A mi madre, símbolo personal de esperanza. Feliz cumpleaños a ella.

 

El día seis de agosto de cada año, a las 08:15 de la mañana, Japón recuerda. Japón se indigna. Japón llora, pero también venera y agradece. Como el mundo entero debe recordar (todos, somos el mundo) el sábado pasado se conmemoraron los 66 años del lanzamiento de las bombas atómicas que destrozaron prácticamente cualquier forma de vida en las ciudades de Hiroshima y Nagasaki en 1945. Es importante escribir sobre el tema, no sólo por la connotación histórica del hecho, sino también por la marcada distancia que diferencia las conmemoraciones y monumentos que los países involucrados (Japón y Estados Unidos), han utilizado para recordar a las victimas, simbolizar la derrota, la desgracia y la estela mortal que ha dejado a su paso la maldita guerra.

 

A pesar de que Estados Unidos tiene en su haber El Monumento Nacional a la Segunda Guerra Mundial (National World War II Memorial) y cuya construcción obedeció para crear (¡al fin!) un espacio conmemorativo a los estadounidenses que sirvieron y murieron durante la segunda guerra; este no es representativo ni en lo emotivo, ni en lo simbólico, debido a su tan reciente y polémica inauguración (abril del 2004). Por lo que me tomaré la licencia de ejemplificar las diferentes corrientes de expresión arquitectónica que separan a ambas naciones, tomando como referencia la escultura “Alzando la bandera en Iwo Jima” y la “Cúpula Genbaku”, que es el monumento más importante del Museo Memorial de la Paz de Hiroshima. Los anteriores ejemplos me parecen el instrumento perfecto para ilustrar mi personalísima apreciación, so pena de recibir críticas o rechiflas por parte de los puristas de los paralelismos históricos por lo desafortunado de mi analogía.

 

Vayamos por partes.

La ceremonia de conmemoración japonesa de la tragedia nuclear, se realiza anualmente en el Museo Memorial de la Paz de Hiroshima creado en 1954, un sobrio recinto construido por 140 mil ladrillos (el número de víctimas hasta el final de 1945, ni uno más, ni uno menos) que se distingue por características muy peculiares. Los cinco portales de cinco metros cada uno que constituyen  las Puertas de la Paz, (con la inscripción de la palabra paz en diferentes idiomas), y la Cúpula Genbaku; una estilizada escultura que muestra en su cúspide, la figura de una pequeña niña que sostiene entre sus manos una grulla de color dorado.
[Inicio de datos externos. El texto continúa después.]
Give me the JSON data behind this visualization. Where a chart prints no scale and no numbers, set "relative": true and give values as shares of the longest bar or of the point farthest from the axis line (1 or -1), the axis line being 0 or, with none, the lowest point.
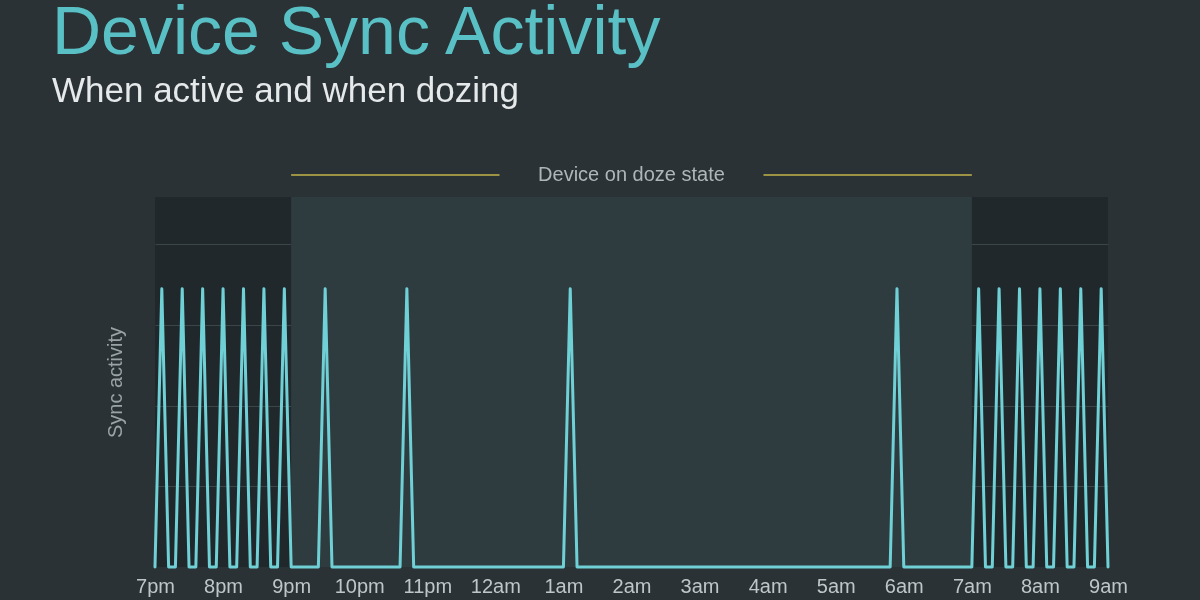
{
  "chart_data": {
    "type": "line",
    "title": "Device Sync Activity",
    "subtitle": "When active and when dozing",
    "ylabel": "Sync activity",
    "relative": true,
    "color": "#6fd0d6",
    "categories": [
      "7pm",
      null,
      null,
      null,
      null,
      null,
      null,
      null,
      null,
      null,
      "8pm",
      null,
      null,
      null,
      null,
      null,
      null,
      null,
      null,
      null,
      "9pm",
      null,
      null,
      null,
      null,
      null,
      null,
      null,
      null,
      null,
      "10pm",
      null,
      null,
      null,
      null,
      null,
      null,
      null,
      null,
      null,
      "11pm",
      null,
      null,
      null,
      null,
      null,
      null,
      null,
      null,
      null,
      "12am",
      null,
      null,
      null,
      null,
      null,
      null,
      null,
      null,
      null,
      "1am",
      null,
      null,
      null,
      null,
      null,
      null,
      null,
      null,
      null,
      "2am",
      null,
      null,
      null,
      null,
      null,
      null,
      null,
      null,
      null,
      "3am",
      null,
      null,
      null,
      null,
      null,
      null,
      null,
      null,
      null,
      "4am",
      null,
      null,
      null,
      null,
      null,
      null,
      null,
      null,
      null,
      "5am",
      null,
      null,
      null,
      null,
      null,
      null,
      null,
      null,
      null,
      "6am",
      null,
      null,
      null,
      null,
      null,
      null,
      null,
      null,
      null,
      "7am",
      null,
      null,
      null,
      null,
      null,
      null,
      null,
      null,
      null,
      "8am",
      null,
      null,
      null,
      null,
      null,
      null,
      null,
      null,
      null,
      "9am"
    ],
    "values": [
      0,
      1,
      0,
      0,
      1,
      0,
      0,
      1,
      0,
      0,
      1,
      0,
      0,
      1,
      0,
      0,
      1,
      0,
      0,
      1,
      0,
      0,
      0,
      0,
      0,
      1,
      0,
      0,
      0,
      0,
      0,
      0,
      0,
      0,
      0,
      0,
      0,
      1,
      0,
      0,
      0,
      0,
      0,
      0,
      0,
      0,
      0,
      0,
      0,
      0,
      0,
      0,
      0,
      0,
      0,
      0,
      0,
      0,
      0,
      0,
      0,
      1,
      0,
      0,
      0,
      0,
      0,
      0,
      0,
      0,
      0,
      0,
      0,
      0,
      0,
      0,
      0,
      0,
      0,
      0,
      0,
      0,
      0,
      0,
      0,
      0,
      0,
      0,
      0,
      0,
      0,
      0,
      0,
      0,
      0,
      0,
      0,
      0,
      0,
      0,
      0,
      0,
      0,
      0,
      0,
      0,
      0,
      0,
      0,
      1,
      0,
      0,
      0,
      0,
      0,
      0,
      0,
      0,
      0,
      0,
      0,
      1,
      0,
      0,
      1,
      0,
      0,
      1,
      0,
      0,
      1,
      0,
      0,
      1,
      0,
      0,
      1,
      0,
      0,
      1,
      0
    ],
    "grid": "y",
    "bands": [
      {
        "axis": "x",
        "from": "9pm",
        "to": "7am",
        "label": "Device on doze state",
        "color": "#2e3c40"
      }
    ]
  }
}
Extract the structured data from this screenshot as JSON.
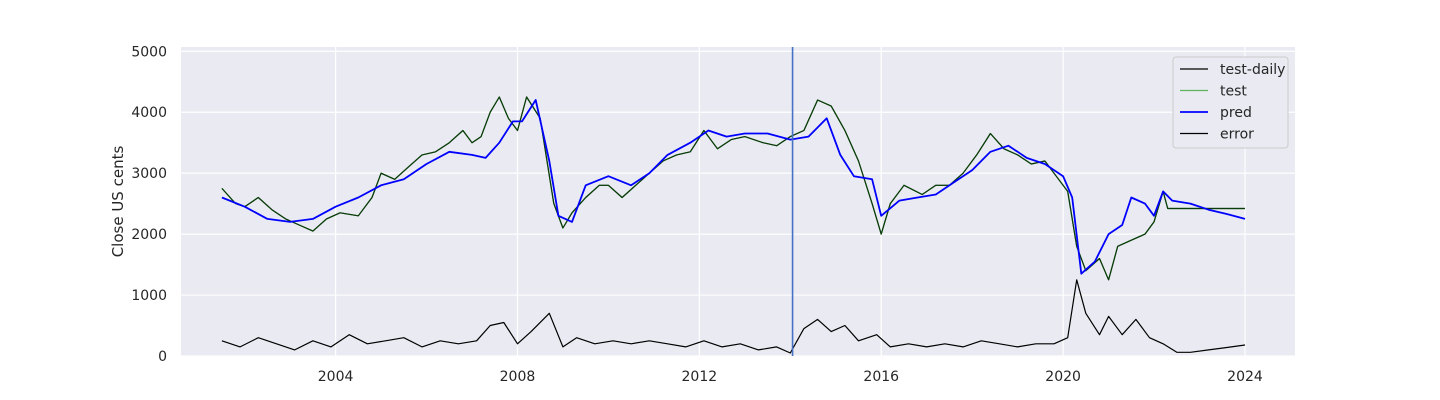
{
  "chart_data": {
    "type": "line",
    "ylabel": "Close US cents",
    "xlabel": "",
    "title": "",
    "xlim": [
      2000.6,
      2025.1
    ],
    "ylim": [
      0,
      5070
    ],
    "x_ticks": [
      2004,
      2008,
      2012,
      2016,
      2020,
      2024
    ],
    "x_tick_labels": [
      "2004",
      "2008",
      "2012",
      "2016",
      "2020",
      "2024"
    ],
    "y_ticks": [
      0,
      1000,
      2000,
      3000,
      4000,
      5000
    ],
    "y_tick_labels": [
      "0",
      "1000",
      "2000",
      "3000",
      "4000",
      "5000"
    ],
    "grid": true,
    "legend_position": "top-right",
    "vline_x": 2014.05,
    "series": [
      {
        "name": "test-daily",
        "color": "#000000",
        "values": [
          [
            2001.5,
            2750
          ],
          [
            2001.8,
            2500
          ],
          [
            2002.0,
            2450
          ],
          [
            2002.3,
            2600
          ],
          [
            2002.6,
            2400
          ],
          [
            2002.9,
            2250
          ],
          [
            2003.2,
            2150
          ],
          [
            2003.5,
            2050
          ],
          [
            2003.8,
            2250
          ],
          [
            2004.1,
            2350
          ],
          [
            2004.5,
            2300
          ],
          [
            2004.8,
            2600
          ],
          [
            2005.0,
            3000
          ],
          [
            2005.3,
            2900
          ],
          [
            2005.6,
            3100
          ],
          [
            2005.9,
            3300
          ],
          [
            2006.2,
            3350
          ],
          [
            2006.5,
            3500
          ],
          [
            2006.8,
            3700
          ],
          [
            2007.0,
            3500
          ],
          [
            2007.2,
            3600
          ],
          [
            2007.4,
            4000
          ],
          [
            2007.6,
            4250
          ],
          [
            2007.8,
            3900
          ],
          [
            2008.0,
            3700
          ],
          [
            2008.2,
            4250
          ],
          [
            2008.5,
            3900
          ],
          [
            2008.8,
            2500
          ],
          [
            2009.0,
            2100
          ],
          [
            2009.2,
            2350
          ],
          [
            2009.5,
            2600
          ],
          [
            2009.8,
            2800
          ],
          [
            2010.0,
            2800
          ],
          [
            2010.3,
            2600
          ],
          [
            2010.6,
            2800
          ],
          [
            2010.9,
            3000
          ],
          [
            2011.2,
            3200
          ],
          [
            2011.5,
            3300
          ],
          [
            2011.8,
            3350
          ],
          [
            2012.1,
            3700
          ],
          [
            2012.4,
            3400
          ],
          [
            2012.7,
            3550
          ],
          [
            2013.0,
            3600
          ],
          [
            2013.4,
            3500
          ],
          [
            2013.7,
            3450
          ],
          [
            2014.0,
            3600
          ],
          [
            2014.3,
            3700
          ],
          [
            2014.6,
            4200
          ],
          [
            2014.9,
            4100
          ],
          [
            2015.2,
            3700
          ],
          [
            2015.5,
            3200
          ],
          [
            2015.8,
            2500
          ],
          [
            2016.0,
            2000
          ],
          [
            2016.2,
            2500
          ],
          [
            2016.5,
            2800
          ],
          [
            2016.9,
            2650
          ],
          [
            2017.2,
            2800
          ],
          [
            2017.5,
            2800
          ],
          [
            2017.8,
            3000
          ],
          [
            2018.1,
            3300
          ],
          [
            2018.4,
            3650
          ],
          [
            2018.7,
            3400
          ],
          [
            2019.0,
            3300
          ],
          [
            2019.3,
            3150
          ],
          [
            2019.6,
            3200
          ],
          [
            2019.9,
            2900
          ],
          [
            2020.1,
            2700
          ],
          [
            2020.3,
            1800
          ],
          [
            2020.5,
            1400
          ],
          [
            2020.8,
            1600
          ],
          [
            2021.0,
            1250
          ],
          [
            2021.2,
            1800
          ],
          [
            2021.5,
            1900
          ],
          [
            2021.8,
            2000
          ],
          [
            2022.0,
            2200
          ],
          [
            2022.2,
            2700
          ],
          [
            2022.3,
            2420
          ],
          [
            2024.0,
            2420
          ]
        ]
      },
      {
        "name": "test",
        "color": "#1a5c1a",
        "values": [
          [
            2001.5,
            2750
          ],
          [
            2001.8,
            2500
          ],
          [
            2002.0,
            2450
          ],
          [
            2002.3,
            2600
          ],
          [
            2002.6,
            2400
          ],
          [
            2002.9,
            2250
          ],
          [
            2003.2,
            2150
          ],
          [
            2003.5,
            2050
          ],
          [
            2003.8,
            2250
          ],
          [
            2004.1,
            2350
          ],
          [
            2004.5,
            2300
          ],
          [
            2004.8,
            2600
          ],
          [
            2005.0,
            3000
          ],
          [
            2005.3,
            2900
          ],
          [
            2005.6,
            3100
          ],
          [
            2005.9,
            3300
          ],
          [
            2006.2,
            3350
          ],
          [
            2006.5,
            3500
          ],
          [
            2006.8,
            3700
          ],
          [
            2007.0,
            3500
          ],
          [
            2007.2,
            3600
          ],
          [
            2007.4,
            4000
          ],
          [
            2007.6,
            4250
          ],
          [
            2007.8,
            3900
          ],
          [
            2008.0,
            3700
          ],
          [
            2008.2,
            4250
          ],
          [
            2008.5,
            3900
          ],
          [
            2008.8,
            2500
          ],
          [
            2009.0,
            2100
          ],
          [
            2009.2,
            2350
          ],
          [
            2009.5,
            2600
          ],
          [
            2009.8,
            2800
          ],
          [
            2010.0,
            2800
          ],
          [
            2010.3,
            2600
          ],
          [
            2010.6,
            2800
          ],
          [
            2010.9,
            3000
          ],
          [
            2011.2,
            3200
          ],
          [
            2011.5,
            3300
          ],
          [
            2011.8,
            3350
          ],
          [
            2012.1,
            3700
          ],
          [
            2012.4,
            3400
          ],
          [
            2012.7,
            3550
          ],
          [
            2013.0,
            3600
          ],
          [
            2013.4,
            3500
          ],
          [
            2013.7,
            3450
          ],
          [
            2014.0,
            3600
          ],
          [
            2014.3,
            3700
          ],
          [
            2014.6,
            4200
          ],
          [
            2014.9,
            4100
          ],
          [
            2015.2,
            3700
          ],
          [
            2015.5,
            3200
          ],
          [
            2015.8,
            2500
          ],
          [
            2016.0,
            2000
          ],
          [
            2016.2,
            2500
          ],
          [
            2016.5,
            2800
          ],
          [
            2016.9,
            2650
          ],
          [
            2017.2,
            2800
          ],
          [
            2017.5,
            2800
          ],
          [
            2017.8,
            3000
          ],
          [
            2018.1,
            3300
          ],
          [
            2018.4,
            3650
          ],
          [
            2018.7,
            3400
          ],
          [
            2019.0,
            3300
          ],
          [
            2019.3,
            3150
          ],
          [
            2019.6,
            3200
          ],
          [
            2019.9,
            2900
          ],
          [
            2020.1,
            2700
          ],
          [
            2020.3,
            1800
          ],
          [
            2020.5,
            1400
          ],
          [
            2020.8,
            1600
          ],
          [
            2021.0,
            1250
          ],
          [
            2021.2,
            1800
          ],
          [
            2021.5,
            1900
          ],
          [
            2021.8,
            2000
          ],
          [
            2022.0,
            2200
          ],
          [
            2022.2,
            2700
          ],
          [
            2022.3,
            2420
          ],
          [
            2024.0,
            2420
          ]
        ]
      },
      {
        "name": "pred",
        "color": "#0000ff",
        "values": [
          [
            2001.5,
            2600
          ],
          [
            2002.0,
            2450
          ],
          [
            2002.5,
            2250
          ],
          [
            2003.0,
            2200
          ],
          [
            2003.5,
            2250
          ],
          [
            2004.0,
            2450
          ],
          [
            2004.5,
            2600
          ],
          [
            2005.0,
            2800
          ],
          [
            2005.5,
            2900
          ],
          [
            2006.0,
            3150
          ],
          [
            2006.5,
            3350
          ],
          [
            2007.0,
            3300
          ],
          [
            2007.3,
            3250
          ],
          [
            2007.6,
            3500
          ],
          [
            2007.9,
            3850
          ],
          [
            2008.1,
            3850
          ],
          [
            2008.4,
            4200
          ],
          [
            2008.7,
            3200
          ],
          [
            2008.9,
            2300
          ],
          [
            2009.2,
            2200
          ],
          [
            2009.5,
            2800
          ],
          [
            2010.0,
            2950
          ],
          [
            2010.5,
            2800
          ],
          [
            2010.9,
            3000
          ],
          [
            2011.3,
            3300
          ],
          [
            2011.8,
            3500
          ],
          [
            2012.2,
            3700
          ],
          [
            2012.6,
            3600
          ],
          [
            2013.0,
            3650
          ],
          [
            2013.5,
            3650
          ],
          [
            2014.0,
            3550
          ],
          [
            2014.4,
            3600
          ],
          [
            2014.8,
            3900
          ],
          [
            2015.1,
            3300
          ],
          [
            2015.4,
            2950
          ],
          [
            2015.8,
            2900
          ],
          [
            2016.0,
            2300
          ],
          [
            2016.4,
            2550
          ],
          [
            2016.8,
            2600
          ],
          [
            2017.2,
            2650
          ],
          [
            2017.6,
            2850
          ],
          [
            2018.0,
            3050
          ],
          [
            2018.4,
            3350
          ],
          [
            2018.8,
            3450
          ],
          [
            2019.2,
            3250
          ],
          [
            2019.6,
            3150
          ],
          [
            2020.0,
            2950
          ],
          [
            2020.2,
            2600
          ],
          [
            2020.4,
            1350
          ],
          [
            2020.7,
            1550
          ],
          [
            2021.0,
            2000
          ],
          [
            2021.3,
            2150
          ],
          [
            2021.5,
            2600
          ],
          [
            2021.8,
            2500
          ],
          [
            2022.0,
            2300
          ],
          [
            2022.2,
            2700
          ],
          [
            2022.4,
            2550
          ],
          [
            2022.8,
            2500
          ],
          [
            2023.2,
            2400
          ],
          [
            2023.6,
            2330
          ],
          [
            2024.0,
            2250
          ]
        ]
      },
      {
        "name": "error",
        "color": "#000000",
        "values": [
          [
            2001.5,
            250
          ],
          [
            2001.9,
            150
          ],
          [
            2002.3,
            300
          ],
          [
            2002.7,
            200
          ],
          [
            2003.1,
            100
          ],
          [
            2003.5,
            250
          ],
          [
            2003.9,
            150
          ],
          [
            2004.3,
            350
          ],
          [
            2004.7,
            200
          ],
          [
            2005.1,
            250
          ],
          [
            2005.5,
            300
          ],
          [
            2005.9,
            150
          ],
          [
            2006.3,
            250
          ],
          [
            2006.7,
            200
          ],
          [
            2007.1,
            250
          ],
          [
            2007.4,
            500
          ],
          [
            2007.7,
            550
          ],
          [
            2008.0,
            200
          ],
          [
            2008.3,
            400
          ],
          [
            2008.7,
            700
          ],
          [
            2009.0,
            150
          ],
          [
            2009.3,
            300
          ],
          [
            2009.7,
            200
          ],
          [
            2010.1,
            250
          ],
          [
            2010.5,
            200
          ],
          [
            2010.9,
            250
          ],
          [
            2011.3,
            200
          ],
          [
            2011.7,
            150
          ],
          [
            2012.1,
            250
          ],
          [
            2012.5,
            150
          ],
          [
            2012.9,
            200
          ],
          [
            2013.3,
            100
          ],
          [
            2013.7,
            150
          ],
          [
            2014.0,
            50
          ],
          [
            2014.3,
            450
          ],
          [
            2014.6,
            600
          ],
          [
            2014.9,
            400
          ],
          [
            2015.2,
            500
          ],
          [
            2015.5,
            250
          ],
          [
            2015.9,
            350
          ],
          [
            2016.2,
            150
          ],
          [
            2016.6,
            200
          ],
          [
            2017.0,
            150
          ],
          [
            2017.4,
            200
          ],
          [
            2017.8,
            150
          ],
          [
            2018.2,
            250
          ],
          [
            2018.6,
            200
          ],
          [
            2019.0,
            150
          ],
          [
            2019.4,
            200
          ],
          [
            2019.8,
            200
          ],
          [
            2020.1,
            300
          ],
          [
            2020.3,
            1250
          ],
          [
            2020.5,
            700
          ],
          [
            2020.8,
            350
          ],
          [
            2021.0,
            650
          ],
          [
            2021.3,
            350
          ],
          [
            2021.6,
            600
          ],
          [
            2021.9,
            300
          ],
          [
            2022.2,
            200
          ],
          [
            2022.5,
            60
          ],
          [
            2022.8,
            60
          ],
          [
            2023.2,
            100
          ],
          [
            2023.6,
            140
          ],
          [
            2024.0,
            180
          ]
        ]
      }
    ]
  }
}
Si ustedes se preguntan por qué eligió Japón, hacer depositaria del simbolismo más devastador de la tragedia más grande de su historia a una niña en vez de alguna tropa militar acaecida en heroica gesta, permítanme contarles la razón.

 

Sadako Sasaki nació el 7 enero de 1943, aunque su verdadero nacimiento ocurrió el 6 de agosto de 1945, cuando a los dos años de edad, sobrevivió milagrosamente a la explosión atómica lanzada en Hiroshima, su ciudad natal. Aunque su suerte no duró mucho tiempo. Cuando cumplió once años, tuvo que ser internada de emergencia al detectársele leucemia degenerativa. La noticia fue un shock para su familia, porque nunca antes había presentado la sintomatología propia de esta enfermedad. Su estancia en el hospital y su febril entusiasmo en la elaboración de grullas de papel, fue lo que determino su inmortalidad, sin importar el breve paso que tuvo en el mundo.

 

 

En la cultura japonesa, las grullas son el símbolo de la longevidad y salud. Y una de sus creencias más antiguas, dicta que si elaboran mil grullas de papel (práctica también conocida como origami), los dioses les devolverán mediante el frágil vuelo de esta ave, la salud perdida y larga vida. Sadako tenía la edad en la que el ser humano aún conserva la impertinente creencia en el poder invisible de los milagros, así que mientras moría lentamente, comenzó a elaborar sus propias grullas. No fue fácil. Hiroshima se encontraba inmersa en una catástrofe sin parangón. La pobreza y escasez aún era insoportable; algo tan simple como conseguir papel resultaba una labor titánica. Las prioridades del gobierno estaban enfocadas en la reconstrucción de sus ciudades, asegurar el alimento y  atención médica de los cientos de enfermos que, de súbito, empezaron a poblar sus camas de hospital (no olvidemos que las víctimas de radiación y mutaciones, se manifestaron entre los 8 y 9 años posteriores al bombardeo).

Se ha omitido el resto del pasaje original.